Le premier, baptisé Notre-Dame des-Sept-Douleurs, est construit en 1934. C’est le plus prestigieux des deux, car il se destine à la chapelle, à la cuisine générale et à une école qui accueille, telle «une ruche bourdonnante», environ trois cents enfants. Ce n’est qu’en 1974 que l’édifice prend le nom de Cloutier, à la mémoire de Dre Solange Cloutier (1927-1973). Dre Cloutier pratique comme médecin omnipraticien à Saint-Jean-de-Dieu de 1966 à 1973. Elle est aussi

La chapelle du pavillon Cloutier avant sa conversion en gymnase.

responsable du Service des foyers affiliés, un mouvement initié dans les années 60, précurseur de l’intégration sociale.
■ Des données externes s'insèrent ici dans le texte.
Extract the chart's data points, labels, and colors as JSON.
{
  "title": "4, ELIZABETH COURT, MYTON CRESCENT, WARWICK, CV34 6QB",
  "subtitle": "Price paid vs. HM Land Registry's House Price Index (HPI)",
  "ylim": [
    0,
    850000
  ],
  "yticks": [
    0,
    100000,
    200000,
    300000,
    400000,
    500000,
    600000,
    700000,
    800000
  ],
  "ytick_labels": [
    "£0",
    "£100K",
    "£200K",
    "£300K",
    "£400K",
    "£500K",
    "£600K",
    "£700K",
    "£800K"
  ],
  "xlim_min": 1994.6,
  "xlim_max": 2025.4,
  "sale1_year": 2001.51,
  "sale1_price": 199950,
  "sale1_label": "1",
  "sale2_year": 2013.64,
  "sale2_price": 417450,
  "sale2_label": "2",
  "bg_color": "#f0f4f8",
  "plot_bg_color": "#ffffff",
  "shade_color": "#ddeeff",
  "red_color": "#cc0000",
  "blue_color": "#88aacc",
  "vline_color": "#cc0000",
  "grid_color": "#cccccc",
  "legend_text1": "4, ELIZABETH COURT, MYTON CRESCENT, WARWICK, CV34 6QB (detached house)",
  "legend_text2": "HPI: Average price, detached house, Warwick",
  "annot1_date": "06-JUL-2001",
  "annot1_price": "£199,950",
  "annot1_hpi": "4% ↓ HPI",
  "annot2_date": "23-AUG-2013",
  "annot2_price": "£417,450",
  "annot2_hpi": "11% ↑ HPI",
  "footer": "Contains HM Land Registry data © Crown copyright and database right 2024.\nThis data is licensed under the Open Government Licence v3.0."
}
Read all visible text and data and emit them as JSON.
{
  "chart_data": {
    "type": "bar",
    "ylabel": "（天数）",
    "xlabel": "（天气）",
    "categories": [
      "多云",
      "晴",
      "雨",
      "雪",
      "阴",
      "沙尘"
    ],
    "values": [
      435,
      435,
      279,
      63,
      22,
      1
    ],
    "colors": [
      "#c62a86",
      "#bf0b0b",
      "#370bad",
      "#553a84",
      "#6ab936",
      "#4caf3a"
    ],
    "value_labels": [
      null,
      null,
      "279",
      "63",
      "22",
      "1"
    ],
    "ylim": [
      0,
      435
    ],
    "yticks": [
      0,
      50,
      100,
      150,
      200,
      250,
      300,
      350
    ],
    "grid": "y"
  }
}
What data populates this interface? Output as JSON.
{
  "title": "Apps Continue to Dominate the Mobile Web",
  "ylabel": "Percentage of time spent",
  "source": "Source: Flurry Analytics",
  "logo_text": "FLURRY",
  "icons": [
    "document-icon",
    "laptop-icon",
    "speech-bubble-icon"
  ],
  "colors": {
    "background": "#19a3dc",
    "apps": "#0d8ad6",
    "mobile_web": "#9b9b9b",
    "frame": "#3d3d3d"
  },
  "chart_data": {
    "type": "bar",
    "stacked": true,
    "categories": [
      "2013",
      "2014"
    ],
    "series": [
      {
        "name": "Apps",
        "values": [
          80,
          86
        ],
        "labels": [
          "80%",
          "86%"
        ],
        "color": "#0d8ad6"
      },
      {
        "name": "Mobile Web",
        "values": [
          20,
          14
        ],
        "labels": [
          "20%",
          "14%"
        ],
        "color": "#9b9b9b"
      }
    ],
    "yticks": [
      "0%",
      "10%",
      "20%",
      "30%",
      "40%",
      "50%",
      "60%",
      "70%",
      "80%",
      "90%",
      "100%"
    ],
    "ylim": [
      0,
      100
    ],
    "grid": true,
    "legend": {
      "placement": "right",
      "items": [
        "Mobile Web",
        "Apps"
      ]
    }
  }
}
Dre Cloutier participe à la mise sur pied et à l’essor de 46 foyers affiliés, veillant au traitement de 500 malades en dehors des murs, en collaboration avec les psychiatres. Elle donne l’impulsion à cette oeuvre qui continuera à se développer. Solange Cloutier perd la vie le 5 mars 1973 dans un accident d’autocar lors d’un voyage au Mali, laissant son mari, le ministre de l’éducation François Cloutier, et leurs deux filles dans l’affliction. Son décès est annoncé par le Premier ministre Bourassa à l’Assemblée nationale. Dans l’hommage qui lui est rendu, ses collègues se rappellent avec tristesse la simplicité et le dévouement de celle qu’ils considéraient ‘plus comme une grande soeur que comme un patron.

 

Le pavillon Lahaise, béni en 1936 sous le nom de Notre-Dame du-Rosaire, est quant à lui prévu pour accueillir les femmes. Il est renommé en 1976 à la mémoire de Dr Guillaume Lahaise (1888-1969). Originaire de Saint-Hilaire, le jeune Guillaume s’intéresse à la peinture et à la poésie. Il se lie d’amitié avec le peintre Ozias Leduc et se passionne pour Émile Nelligan, une admiration qui durera toute sa vie. Il rendra de nombreuses visites à Nelligan, alors interné à Saint-Benoît, avant qu’il ne devienne son patient à Saint-Jean-de-Dieu. Guillaume Lahaise écrit des poèmes sous le nom de plume de Guy Delahaye et fonde, avec ses amis Paul Morin, Marcel Dugas et René Chopin, un courant révolutionnaire de poésie moderniste. Il publie notamment un recueil de poèmes intitulé Les Phases en 1910.

Devenu bactériologiste, psychiatre, professeur, le Dr Lahaise voyage: Californie, France, Cuba, Massachussets avant d’accepter un poste de médecin interne à Saint-Jean-de-Dieu, avec chambre, pension et salaire. Il se dédie à ses patients pendant 34 ans, avec une compassion quasi monacale, disponible jour et nuit puisqu’il réside sur place, avec sa famille, à la Maison blanche située en face du pavillon Bourget. Après tant d’années au service des déshérités, il prend sa retraite en 1958. Très malade à l’été 1969, il demande à retourner aux sources à Saint-Jean-de-Dieu pour y finir ses jours.